Mittwoch, 26. August 2020

Rezensionswoche 4. Tag: Iugulus

Als Hauptkommissar Karl Seitz und Kommissarin Maria Strobl zu einem Mord gerufen werden, können sie nur ahnen, dass dem gesteinigte Opfer weitere folgen werden. Eine Verbindung zwischen den Getöteten ist nicht auszumachen, und auch das Motiv bleibt zunächst im Dunkeln. Aber der Täter offenbart eine Affinität zur uralten Hinrichtungspraktiken, die bereits zu Zeiten Jesu angewandt wurden.

Die Nachforschungen gestalten sich schwierig, wofür auch Karl Seitz verantwortlich ist. Denn Nettigkeit ist keine von seinen Eigenschaften, mit der Kollegen und Kriminelle den Hauptkommissar der Münchener Mordkommission als Erstes bezeichnen würden. Vielmehr trifft es „aufbrausend und bissiger als ein Yorkshire Terrier“ schon eher, und seine Launen sind gefürchtet. Nicht nur seit sich vor ein paar Wochen seine ehemalige Mitarbeiterin Katrin Fischbach versetzen lassen hat. Die kompetente, rationale und vor allem freundliche Kollegin bildete mit Seitz ein perfektes Duo mit hoher Aufklärungsquote bei ihren gemeinsamen Fällen und eine Art Sicherung für den zu Extremen neigenden Hauptkommissar. Doch nicht allein die Arbeit macht diesem zu schaffen. Auch in seinem Privatleben sind einige Minen vergraben. Seit zwei Jahren ist von einem Tag auf den anderen seine Ehefrau Anja verschwunden. Die Liebe seines Lebens hat ihm Halt und Kraft gegeben.

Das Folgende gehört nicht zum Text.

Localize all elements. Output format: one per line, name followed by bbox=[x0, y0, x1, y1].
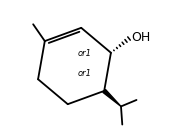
Text: OH: OH bbox=[131, 31, 151, 44]
Text: or1: or1 bbox=[78, 49, 92, 58]
Polygon shape bbox=[103, 89, 121, 106]
Text: or1: or1 bbox=[78, 69, 92, 78]
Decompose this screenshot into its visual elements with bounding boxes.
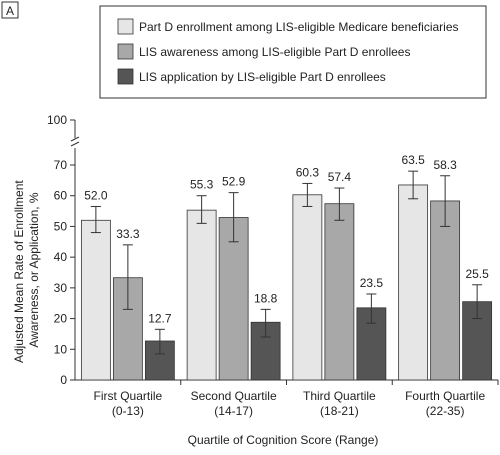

Sentenz von Nitzsche: Wenn du lange in einen Abgrund blickst, blickt der Abgrund auch in dich hinein...
Der Abgrund blickte in Karl hinein, weil er zu lange in das Loch gestarrt hatte, das Anjas Verschwinden gerissen hatte. Was ihm dieses lichtlose, schmerzhafte Nichts nahm, wurde durch Wut ersetzt. Heiße, jähe Wut, die ihn aus dem Hinterhalt überfiel und niederrang.“ (Seite 134)

Nun muss er mit seiner neuen Kollegin Maria klarkommen, oder besser, sie mit ihm (aus oben erwähnten Gründen). Während Karl Seitz bald ihr Potential erkennt, nähern sie sich Schritt für Schritt dem Täter...


Peter Hohmann verdeutlicht in „Iugulus“, dass er ein fähiger Erzähler ist, der seine gegenwärtige Handlung mit Ein- und Rückblicken in die Gedankenwelt des Täters paart und mit einem wechselhaften Spannungsbogen untermalt. So wie Höhen und Tiefen die Tage, Wochen und Monaten von Karl Seitz prägen, gleicht auch die Geschichte einer Berg- und Talfahrt, die mit vielen Geheimnissen beginnt, die es im Verlauf des Geschehens zu lösen gibt.

Sprachlich punktet der Autor mit einer überzeugenden Bildgewalt, die insbesondere an den Tatorten zum Tragen kommt. Hier nimmt Peter Hohmann wahrlich kein Blatt vor den Mund. Das macht das Geschehen aber weitgehend eindrucksvoll und beschert beim Lesen durchaus schauriges Frösteln. Zum Ausgleich wird dem Leser die Lektüre allerdings daneben mit einigen komischen Szenen und Dialogen versüßt.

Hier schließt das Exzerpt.